マリーには勝てないのだ。ふとキッチンを見ると、ディさんがお野菜に齧り付いていた。マイペースな人がもう1人いたよ。うん、スルーしよう。
「にこにい、てをあらうのら」
「そうだな、ロロ」
その日、俺は嬉しくて貰った剣帯を持ってベッドに入ったのだ。
翌日、レオ兄がまたプレゼントを持って帰ってきた。昨日から大盤振る舞いなのだ。
お墓参りに行く前に、頼んでいたのが出来上がったかららしい。
「ひょぉー! かっちょいいのら!」
「レオ兄、スゲー!」
ニコ兄と俺が何に感動しているかと言うと、レオ兄の弓なのだ。
以前話していた、ララマニの木でできた弓だ。
しなやかにカーブを描いた木の部分を伝って、成長するかの様に丁寧に掘られた木の模様。剣帯とお揃いなのだ。
ララマニの木の地模様が、細波のように走っている木目だ。年輪がとても細かいのだ。

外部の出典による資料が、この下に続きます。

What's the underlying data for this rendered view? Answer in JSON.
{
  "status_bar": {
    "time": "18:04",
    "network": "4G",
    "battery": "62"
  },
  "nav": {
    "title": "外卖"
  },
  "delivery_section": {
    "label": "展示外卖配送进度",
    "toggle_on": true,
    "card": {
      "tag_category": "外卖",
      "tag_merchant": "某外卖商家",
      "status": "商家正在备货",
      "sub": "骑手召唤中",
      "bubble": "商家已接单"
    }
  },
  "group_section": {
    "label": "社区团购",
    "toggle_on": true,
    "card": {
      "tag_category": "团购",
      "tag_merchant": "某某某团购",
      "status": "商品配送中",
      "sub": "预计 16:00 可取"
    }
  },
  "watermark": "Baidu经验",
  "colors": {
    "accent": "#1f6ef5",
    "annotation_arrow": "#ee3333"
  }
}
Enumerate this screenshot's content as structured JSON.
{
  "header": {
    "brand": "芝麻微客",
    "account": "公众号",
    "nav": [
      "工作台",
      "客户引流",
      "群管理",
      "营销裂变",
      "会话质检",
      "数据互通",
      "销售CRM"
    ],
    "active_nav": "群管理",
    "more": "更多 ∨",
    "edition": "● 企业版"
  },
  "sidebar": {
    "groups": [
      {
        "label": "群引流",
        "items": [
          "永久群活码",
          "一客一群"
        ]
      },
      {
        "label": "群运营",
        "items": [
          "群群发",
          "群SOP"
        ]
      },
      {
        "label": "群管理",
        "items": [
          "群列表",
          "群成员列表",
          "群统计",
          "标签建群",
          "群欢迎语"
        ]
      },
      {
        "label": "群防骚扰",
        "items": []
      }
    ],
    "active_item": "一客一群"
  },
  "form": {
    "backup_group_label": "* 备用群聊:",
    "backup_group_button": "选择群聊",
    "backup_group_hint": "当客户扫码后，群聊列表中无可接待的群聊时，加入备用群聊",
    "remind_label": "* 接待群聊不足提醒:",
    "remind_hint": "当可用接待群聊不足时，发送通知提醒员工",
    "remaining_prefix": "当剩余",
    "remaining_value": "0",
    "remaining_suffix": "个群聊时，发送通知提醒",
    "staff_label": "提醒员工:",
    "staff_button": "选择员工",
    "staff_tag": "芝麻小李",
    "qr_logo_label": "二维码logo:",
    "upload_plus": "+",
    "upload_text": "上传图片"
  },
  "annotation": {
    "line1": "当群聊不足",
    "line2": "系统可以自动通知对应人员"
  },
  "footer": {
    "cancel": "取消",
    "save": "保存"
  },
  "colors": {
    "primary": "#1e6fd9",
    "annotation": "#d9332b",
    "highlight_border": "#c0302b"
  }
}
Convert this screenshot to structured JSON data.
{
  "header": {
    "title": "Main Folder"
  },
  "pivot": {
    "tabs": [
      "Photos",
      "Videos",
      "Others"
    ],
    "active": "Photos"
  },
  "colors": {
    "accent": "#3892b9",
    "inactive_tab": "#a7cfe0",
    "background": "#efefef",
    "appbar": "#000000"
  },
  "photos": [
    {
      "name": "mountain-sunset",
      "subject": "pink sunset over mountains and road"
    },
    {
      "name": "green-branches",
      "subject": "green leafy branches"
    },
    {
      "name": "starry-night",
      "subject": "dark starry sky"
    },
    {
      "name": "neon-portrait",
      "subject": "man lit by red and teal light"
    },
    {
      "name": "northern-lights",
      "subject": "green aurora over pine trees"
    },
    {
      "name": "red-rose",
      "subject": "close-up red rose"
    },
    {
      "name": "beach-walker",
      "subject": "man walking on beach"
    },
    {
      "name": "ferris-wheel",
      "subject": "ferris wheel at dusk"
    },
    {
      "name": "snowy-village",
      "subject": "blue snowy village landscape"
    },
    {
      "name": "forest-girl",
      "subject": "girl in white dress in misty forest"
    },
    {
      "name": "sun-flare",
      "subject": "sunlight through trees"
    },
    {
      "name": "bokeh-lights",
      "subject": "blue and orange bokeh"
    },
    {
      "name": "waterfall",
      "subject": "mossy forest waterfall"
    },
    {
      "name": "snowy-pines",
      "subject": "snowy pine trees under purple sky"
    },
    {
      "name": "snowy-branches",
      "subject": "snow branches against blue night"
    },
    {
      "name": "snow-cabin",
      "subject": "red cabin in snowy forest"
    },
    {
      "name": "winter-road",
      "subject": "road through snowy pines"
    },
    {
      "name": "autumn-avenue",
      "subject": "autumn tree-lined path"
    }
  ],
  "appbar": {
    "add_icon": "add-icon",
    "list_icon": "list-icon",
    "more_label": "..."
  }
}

ララマニの木は、暗い場所に生えている所為でなかなか育たない。その為、年輪がとても詰まった良材になるのだと話していた。
その木は森の奥にしか生えていない。それをお墓参り前にレオ兄は採取していたらしい。
光沢のある木に彫りこまれた繊細な模様が美しい。手で持つグリップの部分には藍色の革が巻いてある。しかもこの藍色もシックだ。剣帯の色と合わせてある。
「れおにいの、おおきいのら」
「そうだろう。前に持っていたのより大きいんだ。これ位ないとね」
ほうほう、レオ兄も成長しているのだ。
「ニコとロロにもあるよ」
「ひょぉーッ!」
「本当か!?」
ニコ兄と俺に子供用の弓矢だ。俺の弓なんて、本当に小さくておもちゃみたいだ。こんな良い木で作るのは勿体ないのではないか? 贅沢なのだ。
「明日からディさんが直々に教えてあげよう」
「でぃしゃん!」
「ええぇッ!?」
おやおやぁ? ニコ兄が引いているのだ。どうしてなのだ? ディさんなら最高の師匠ではないか? ディさん以上の人はいないぞぅ。
「もちろん、魔法の練習もするよ。ニコ」
「ああー、やっぱりかぁー!」
なんだ、そんな事か。ニコ兄もリア姉と少し似ているのだ。練習とか毎日コツコツとか苦手なのだ。俺はレオ兄似なのだよ。ふふふん。